Cybercriminals previously active in online identity theft and bank fraud switched to ransomware in the mid-2010s, as programmers developed sophisticated programs that allowed the software to be distributed more effectively.
The ransomware scourge reached epidemic dimensions last year. CrowdStrike CRWD,
observed more than 1,400 ransomware and data extortion incidents in 2020. Most of the manufacturing, industry, engineering and technology companies targeted, said Adam Meyers, vice president of intelligence at the business.
“The problem has gotten out of hand,” said John Hultquist, who heads intelligence analysis at FireEye. “We are already in a vicious circle.
Hultquist said ransomware syndicates are tackling more critical and visible targets because they have invested heavily in identifying “whales” – companies they believe will pay large ransoms.
JBS is the second largest producer of beef, pork and chicken in the United States. to Trey Malone, assistant professor of agriculture at Michigan State University.

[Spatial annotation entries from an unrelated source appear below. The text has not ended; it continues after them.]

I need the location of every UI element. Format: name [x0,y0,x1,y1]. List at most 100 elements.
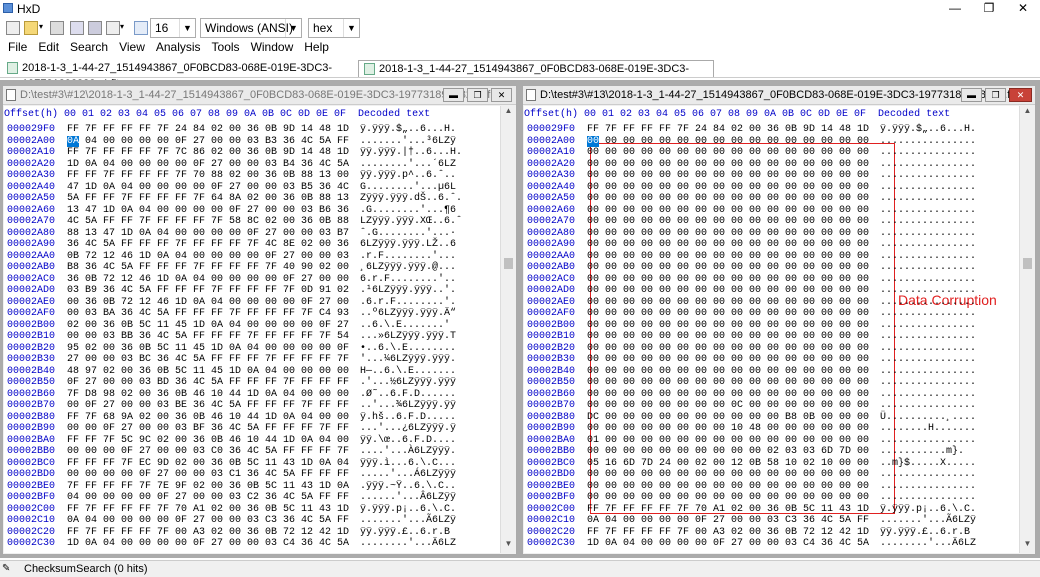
hex-bytes[interactable]: 03 B9 36 4C 5A FF FF FF 7F FF FF FF 7F 0… [67,285,349,297]
decoded-text[interactable]: .......'...Ã6LZÿ [360,515,456,527]
hex-bytes[interactable]: 0A 04 00 00 00 00 0F 27 00 00 03 C3 36 4… [587,515,869,527]
hex-bytes[interactable]: FF FF 7F FF FF FF 7F 70 88 02 00 36 0B 8… [67,170,349,182]
decoded-text[interactable]: ................ [880,331,976,343]
decoded-text[interactable]: ................ [880,136,976,148]
decoded-text[interactable]: ................ [880,285,976,297]
decoded-text[interactable]: ........'...Ä6LZ [880,538,976,550]
decoded-text[interactable]: .¹6LZÿÿÿ.ÿÿÿ..'. [360,285,456,297]
hex-bytes[interactable]: 47 1D 0A 04 00 00 00 00 0F 27 00 00 03 B… [67,182,349,194]
vertical-scrollbar[interactable]: ▲ ▼ [1019,106,1035,553]
decoded-text[interactable]: ................ [880,170,976,182]
decoded-text[interactable]: .......'...Ã6LZÿ [880,515,976,527]
decoded-text[interactable]: .G........'...¶6 [360,205,456,217]
hex-bytes[interactable]: 00 00 00 00 0F 27 00 00 03 C1 36 4C 5A F… [67,469,349,481]
decoded-text[interactable]: ................ [880,182,976,194]
hex-bytes[interactable]: FF 7F FF FF FF 7F 70 A1 02 00 36 0B 5C 1… [67,504,349,516]
tab-search-results[interactable]: Search (0 hits) [76,563,148,575]
decoded-text[interactable]: ..6.\.E.......' [360,320,450,332]
open-dropdown-icon[interactable]: ▾ [39,22,43,38]
hex-bytes[interactable]: 36 0B 72 12 46 1D 0A 04 00 00 00 00 0F 2… [67,274,349,286]
tab-file-2[interactable]: 2018-1-3_1-44-27_1514943867_0F0BCD83-068… [358,60,714,91]
decoded-text[interactable]: ...»6LZÿÿÿ.ÿÿÿ.T [360,331,456,343]
decoded-text[interactable]: 6LZÿÿÿ.ÿÿÿ.LŽ..6 [360,239,456,251]
hex-bytes[interactable]: FF 7F FF FF FF 7F 00 A3 02 00 36 0B 72 1… [587,527,869,539]
hex-bytes[interactable]: 1D 0A 04 00 00 00 00 0F 27 00 00 03 C4 3… [587,538,869,550]
menu-search[interactable]: Search [62,39,111,54]
hex-bytes[interactable]: 0F 27 00 00 03 BD 36 4C 5A FF FF FF 7F F… [67,377,349,389]
decoded-text[interactable]: ................ [880,228,976,240]
hex-bytes[interactable]: 00 00 00 00 00 00 00 00 00 00 00 00 00 0… [587,251,869,263]
decoded-text[interactable]: G........'...µ6L [360,182,456,194]
hex-bytes[interactable]: 4C 5A FF FF 7F FF FF FF 7F 58 8C 02 00 3… [67,216,349,228]
hex-bytes[interactable]: 00 00 00 00 00 00 00 00 00 00 00 00 00 0… [587,481,869,493]
menu-file[interactable]: File [0,39,30,54]
hex-bytes[interactable]: 7F D8 98 02 00 36 0B 46 10 44 1D 0A 04 0… [67,389,349,401]
decoded-text[interactable]: ................ [880,435,976,447]
scroll-up-icon[interactable]: ▲ [501,106,516,120]
hex-bytes[interactable]: 00 00 00 00 00 00 00 00 0C 00 00 00 00 0… [587,400,869,412]
hex-bytes[interactable]: FF FF FF 7F EC 9D 02 00 36 0B 5C 11 43 1… [67,458,349,470]
menu-help[interactable]: Help [296,39,332,54]
decoded-text[interactable]: ÿÿ.\œ..6.F.D.... [360,435,456,447]
decoded-text[interactable]: Ü..........¸.... [880,412,976,424]
decoded-text[interactable]: ................ [880,366,976,378]
decoded-text[interactable]: ................ [880,389,976,401]
new-file-icon[interactable] [6,21,20,35]
decoded-text[interactable]: H—..6.\.E....... [360,366,456,378]
decoded-text[interactable]: ................ [880,377,976,389]
hex-bytes[interactable]: 00 00 00 00 00 00 00 00 00 00 00 00 00 0… [587,193,869,205]
hex-bytes[interactable]: FF 7F FF FF FF 7F 24 84 02 00 36 0B 9D 1… [67,124,349,136]
charset-select[interactable]: Windows (ANSI) ▼ [200,18,302,38]
decoded-text[interactable]: ...........m}. [880,446,964,458]
scroll-down-icon[interactable]: ▼ [1020,539,1035,553]
decoded-text[interactable]: ÿÿ.ÿÿÿ.£..6.r.B [880,527,970,539]
hex-bytes[interactable]: 27 00 00 03 BC 36 4C 5A FF FF FF 7F FF F… [67,354,349,366]
save-icon[interactable] [50,21,64,35]
hex-bytes[interactable]: 00 00 00 00 00 00 00 00 00 00 00 00 00 0… [587,274,869,286]
decoded-text[interactable]: ¸6LZÿÿÿ.ÿÿÿ.@... [360,262,456,274]
tools-dropdown-icon[interactable]: ▾ [120,22,124,38]
decoded-text[interactable]: ................ [880,251,976,263]
decoded-text[interactable]: ................ [880,193,976,205]
hex-bytes[interactable]: FF 7F 68 9A 02 00 36 0B 46 10 44 1D 0A 0… [67,412,349,424]
hex-bytes[interactable]: 00 00 00 00 00 00 00 00 00 00 00 00 00 0… [587,354,869,366]
hex-bytes[interactable]: 04 00 00 00 00 0F 27 00 00 03 C2 36 4C 5… [67,492,349,504]
hex-bytes[interactable]: 00 00 00 00 00 00 00 00 00 00 00 00 00 0… [587,239,869,251]
close-icon[interactable]: ✕ [1006,0,1040,17]
scroll-down-icon[interactable]: ▼ [501,539,516,553]
decoded-text[interactable]: ................ [880,308,976,320]
decoded-text[interactable]: ................ [880,343,976,355]
decoded-text[interactable]: ................ [880,481,976,493]
hex-bytes[interactable]: 00 00 03 BB 36 4C 5A FF FF FF 7F FF FF F… [67,331,349,343]
decoded-text[interactable]: ................ [880,239,976,251]
scroll-thumb[interactable] [1023,258,1032,269]
tab-file-1[interactable]: 2018-1-3_1-44-27_1514943867_0F0BCD83-068… [2,60,358,90]
decoded-text[interactable]: ÿ.ÿÿÿ.$„..6...H. [880,124,976,136]
decoded-text[interactable]: ÿÿ.ÿÿÿ.|†..6...H. [360,147,462,159]
save-all-icon[interactable] [70,21,84,35]
decoded-text[interactable]: ................ [880,354,976,366]
hex-bytes[interactable]: 00 00 00 00 00 00 00 00 00 00 00 00 00 0… [587,147,869,159]
hex-bytes[interactable]: 00 00 00 00 00 00 00 00 00 00 00 00 00 0… [587,469,869,481]
menu-window[interactable]: Window [243,39,297,54]
menu-analysis[interactable]: Analysis [148,39,204,54]
hex-bytes[interactable]: 00 00 00 00 00 00 00 00 00 00 00 00 00 0… [587,170,869,182]
hex-bytes[interactable]: 01 00 00 00 00 00 00 00 00 00 00 00 00 0… [587,435,869,447]
minimize-icon[interactable]: ▬ [961,88,982,102]
decoded-text[interactable]: '...¼6LZÿÿÿ.ÿÿÿ. [360,354,456,366]
hex-bytes[interactable]: 00 0F 27 00 00 03 BE 36 4C 5A FF FF FF 7… [67,400,349,412]
decoded-text[interactable]: 6.r.F........'.. [360,274,456,286]
decoded-text[interactable]: .Ø˜..6.F.D...... [360,389,456,401]
hex-view[interactable]: Offset(h) 00 01 02 03 04 05 06 07 08 09 … [4,106,500,553]
hex-view[interactable]: Offset(h) 00 01 02 03 04 05 06 07 08 09 … [524,106,1019,553]
decoded-text[interactable]: ........'...´6LZ [360,159,456,171]
hex-bytes[interactable]: FF 7F FF FF FF 7F 70 A1 02 00 36 0B 5C 1… [587,504,869,516]
open-file-icon[interactable] [24,21,38,35]
hex-bytes[interactable]: 00 00 00 00 00 00 00 00 00 00 00 00 00 0… [587,216,869,228]
bytes-per-row-select[interactable]: 16 ▼ [150,18,196,38]
minimize-icon[interactable]: ▬ [443,88,464,102]
decoded-text[interactable]: ˆ.G........'...· [360,228,456,240]
print-icon[interactable] [88,21,102,35]
hex-bytes[interactable]: 0A 04 00 00 00 00 0F 27 00 00 03 B3 36 4… [67,135,349,148]
vertical-scrollbar[interactable]: ▲ ▼ [500,106,516,553]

Mark Jordan, who follows the meat industry as executive director of Leap Market Analytics, said the disruption to the food supply would likely be minimal in this case. Meat processors are used to delays due to a variety of factors, including industrial accidents and power outages. They can make up for lost production with extra shifts, he said.
“Several factories owned by a major meat packer that go offline for a few days are a major headache, but this is manageable assuming it doesn’t extend much beyond that,” he said. .

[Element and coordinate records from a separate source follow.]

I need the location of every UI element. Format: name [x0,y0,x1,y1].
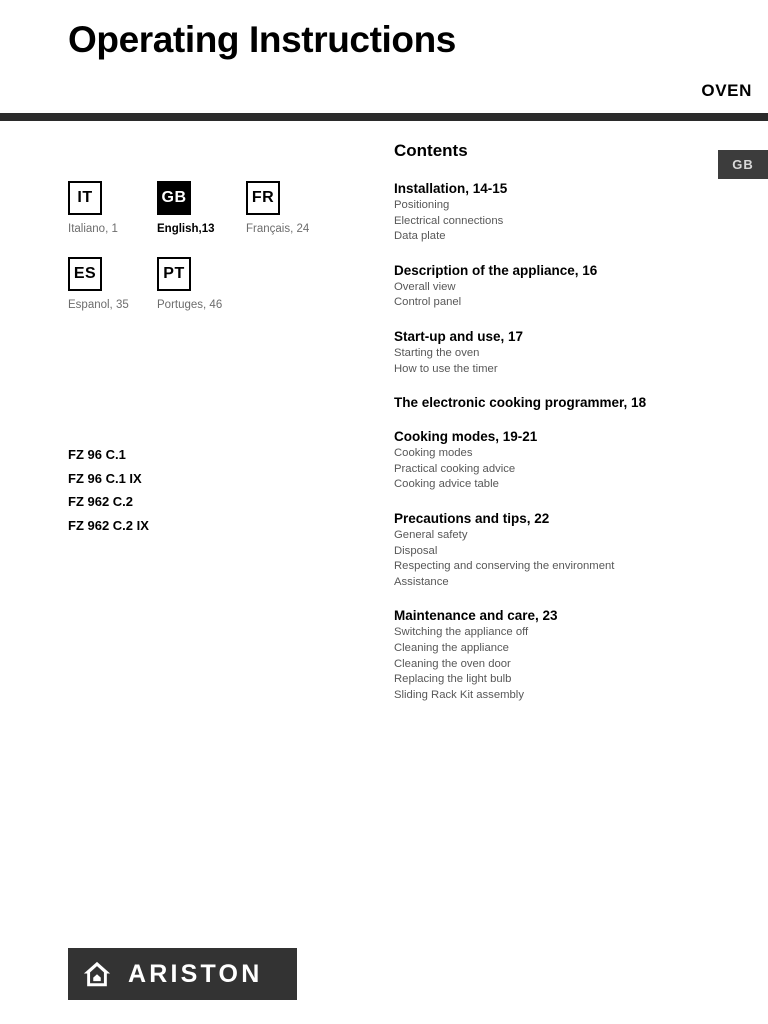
language-cell-empty [246,257,335,311]
toc-heading[interactable]: Start-up and use, 17 [394,328,724,345]
toc-subitem[interactable]: Switching the appliance off [394,625,724,641]
toc-subitem[interactable]: Replacing the light bulb [394,672,724,688]
toc-subitem[interactable]: Cleaning the appliance [394,641,724,657]
house-icon [83,961,111,987]
toc-subitem[interactable]: Respecting and conserving the environmen… [394,559,724,575]
toc-heading[interactable]: Description of the appliance, 16 [394,262,724,279]
language-box-pt[interactable]: PT [157,257,191,291]
toc-subitem[interactable]: Sliding Rack Kit assembly [394,688,724,704]
toc-heading[interactable]: The electronic cooking programmer, 18 [394,394,724,411]
language-cell-pt[interactable]: PT Portuges, 46 [157,257,246,311]
toc-subitem[interactable]: Control panel [394,295,724,311]
language-label-es: Espanol, 35 [68,299,129,311]
toc-subitem[interactable]: Electrical connections [394,214,724,230]
language-edge-tab-gb: GB [718,150,768,179]
toc-heading[interactable]: Precautions and tips, 22 [394,510,724,527]
toc-heading[interactable]: Maintenance and care, 23 [394,607,724,624]
document-page: Operating Instructions OVEN GB IT Italia… [0,0,768,1024]
toc-subitem[interactable]: Overall view [394,280,724,296]
language-cell-fr[interactable]: FR Français, 24 [246,181,335,235]
toc-subitem[interactable]: Positioning [394,198,724,214]
toc-subitem[interactable]: General safety [394,528,724,544]
toc-subitem[interactable]: Data plate [394,229,724,245]
language-row-2: ES Espanol, 35 PT Portuges, 46 [68,257,348,311]
toc-section-startup: Start-up and use, 17 Starting the oven H… [394,328,724,377]
model-number: FZ 962 C.2 [68,494,134,509]
toc-subitem[interactable]: Assistance [394,575,724,591]
toc-subitem[interactable]: Cooking modes [394,446,724,462]
brand-name: ARISTON [128,959,263,988]
toc-section-programmer: The electronic cooking programmer, 18 [394,394,724,411]
contents-title: Contents [394,141,468,160]
language-cell-es[interactable]: ES Espanol, 35 [68,257,157,311]
toc-section-cooking-modes: Cooking modes, 19-21 Cooking modes Pract… [394,428,724,493]
toc-section-precautions: Precautions and tips, 22 General safety … [394,510,724,590]
language-cell-it[interactable]: IT Italiano, 1 [68,181,157,235]
language-row-1: IT Italiano, 1 GB English,13 FR Français… [68,181,348,235]
toc-section-maintenance: Maintenance and care, 23 Switching the a… [394,607,724,703]
language-box-fr[interactable]: FR [246,181,280,215]
language-label-it: Italiano, 1 [68,223,118,235]
language-box-gb[interactable]: GB [157,181,191,215]
toc-heading[interactable]: Cooking modes, 19-21 [394,428,724,445]
model-number-list: FZ 96 C.1 FZ 96 C.1 IX FZ 962 C.2 FZ 962… [68,443,149,537]
toc-subitem[interactable]: How to use the timer [394,362,724,378]
language-box-it[interactable]: IT [68,181,102,215]
toc-section-installation: Installation, 14-15 Positioning Electric… [394,180,724,245]
language-selector-grid: IT Italiano, 1 GB English,13 FR Français… [68,181,348,333]
toc-subitem[interactable]: Cleaning the oven door [394,657,724,673]
toc-subitem[interactable]: Disposal [394,544,724,560]
table-of-contents: Contents Installation, 14-15 Positioning… [394,141,724,720]
language-label-pt: Portuges, 46 [157,299,223,311]
toc-subitem[interactable]: Cooking advice table [394,477,724,493]
language-cell-gb[interactable]: GB English,13 [157,181,246,235]
toc-subitem[interactable]: Practical cooking advice [394,462,724,478]
language-label-gb: English,13 [157,223,215,235]
header-divider [0,113,768,121]
ariston-logo: ARISTON [68,948,297,1000]
appliance-type-label: OVEN [701,81,752,100]
toc-heading[interactable]: Installation, 14-15 [394,180,724,197]
page-title: Operating Instructions [68,19,456,60]
model-number: FZ 962 C.2 IX [68,517,149,533]
toc-section-description: Description of the appliance, 16 Overall… [394,262,724,311]
model-number: FZ 96 C.1 IX [68,470,142,486]
toc-subitem[interactable]: Starting the oven [394,346,724,362]
model-number: FZ 96 C.1 [68,447,126,462]
language-label-fr: Français, 24 [246,223,310,235]
language-box-es[interactable]: ES [68,257,102,291]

Critical infrastructures in the United States could be better protected against ransomware attacks without the 2012 defeat of legislation that would have set cybersecurity standards for critical industries.
The US Chamber of Commerce and other business groups lobbied against the bill, condemning it as government interference in the free market. Even a watered-down version that would have made the standards voluntary was blocked by a Republican filibuster in the Senate.

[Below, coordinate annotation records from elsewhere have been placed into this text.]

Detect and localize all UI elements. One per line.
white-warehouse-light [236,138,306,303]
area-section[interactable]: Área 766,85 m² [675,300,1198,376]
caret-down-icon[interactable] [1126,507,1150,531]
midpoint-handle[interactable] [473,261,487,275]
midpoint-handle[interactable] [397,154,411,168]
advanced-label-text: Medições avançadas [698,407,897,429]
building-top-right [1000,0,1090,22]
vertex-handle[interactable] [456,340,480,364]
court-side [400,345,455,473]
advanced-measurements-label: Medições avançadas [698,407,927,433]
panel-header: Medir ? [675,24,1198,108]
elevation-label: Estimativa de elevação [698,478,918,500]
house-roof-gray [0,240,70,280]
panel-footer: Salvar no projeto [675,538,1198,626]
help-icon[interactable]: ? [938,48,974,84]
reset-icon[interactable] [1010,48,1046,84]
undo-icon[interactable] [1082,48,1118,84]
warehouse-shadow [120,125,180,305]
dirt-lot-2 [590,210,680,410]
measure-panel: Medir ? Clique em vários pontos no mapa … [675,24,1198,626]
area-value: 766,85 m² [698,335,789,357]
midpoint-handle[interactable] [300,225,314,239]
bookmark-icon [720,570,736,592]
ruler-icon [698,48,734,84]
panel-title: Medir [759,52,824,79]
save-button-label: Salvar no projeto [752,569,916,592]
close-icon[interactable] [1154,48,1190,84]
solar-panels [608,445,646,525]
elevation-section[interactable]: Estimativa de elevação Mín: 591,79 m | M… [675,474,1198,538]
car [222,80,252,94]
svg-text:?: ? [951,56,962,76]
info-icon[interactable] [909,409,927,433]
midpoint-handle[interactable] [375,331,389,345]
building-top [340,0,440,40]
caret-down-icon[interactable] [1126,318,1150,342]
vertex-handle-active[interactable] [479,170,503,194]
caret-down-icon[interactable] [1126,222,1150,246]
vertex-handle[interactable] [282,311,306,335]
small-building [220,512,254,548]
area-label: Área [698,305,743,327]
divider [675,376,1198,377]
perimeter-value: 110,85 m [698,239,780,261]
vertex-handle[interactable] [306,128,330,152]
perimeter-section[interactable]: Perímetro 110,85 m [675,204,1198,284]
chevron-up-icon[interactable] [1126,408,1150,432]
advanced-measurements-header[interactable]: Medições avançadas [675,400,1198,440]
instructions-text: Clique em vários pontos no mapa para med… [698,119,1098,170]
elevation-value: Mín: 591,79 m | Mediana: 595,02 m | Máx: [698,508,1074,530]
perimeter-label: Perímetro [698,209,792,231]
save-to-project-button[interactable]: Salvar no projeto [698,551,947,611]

Right now, the United States has no cybersecurity requirements for businesses outside of power, nuclear, and banking, said David White, president of cyber risk management firm Axio.
White said regulations would be helpful, especially for companies with inadequate or immature cybersecurity programs. These rules should be sector specific and should take into account national economic risks of blackouts, he said.
But he said regulations can also have an unintended negative effect. Some companies might see them as the cap – not the starting point – of how they should manage risk, he said.
“Bottom line: Regulation can help, but it’s not a panacea,” White said.
JBS factories in Australia resumed their limited operations in New South Wales and Victoria on Wednesday, Agriculture Minister David Littleproud said. The company was hoping to return to work in Queensland state on Thursday, he said.
JBS, which is the majority shareholder of Pilgrim’s Pride, did not say which of its 84 U.S. facilities were closed on Monday and Tuesday due to the attack. He said JBS USA and Pilgrim’s were able to ship meat from almost any facility on Tuesday. Several of the company’s pork, poultry and prepared food plants were operational on Tuesday and its Canadian beef plant resumed production, he said.
Plant closures reflect the reality that modern meat processing is highly automated, both for food safety and worker safety reasons. Computers collect data at several stages of the production process; ordering, billing, shipping and other functions are all electronic.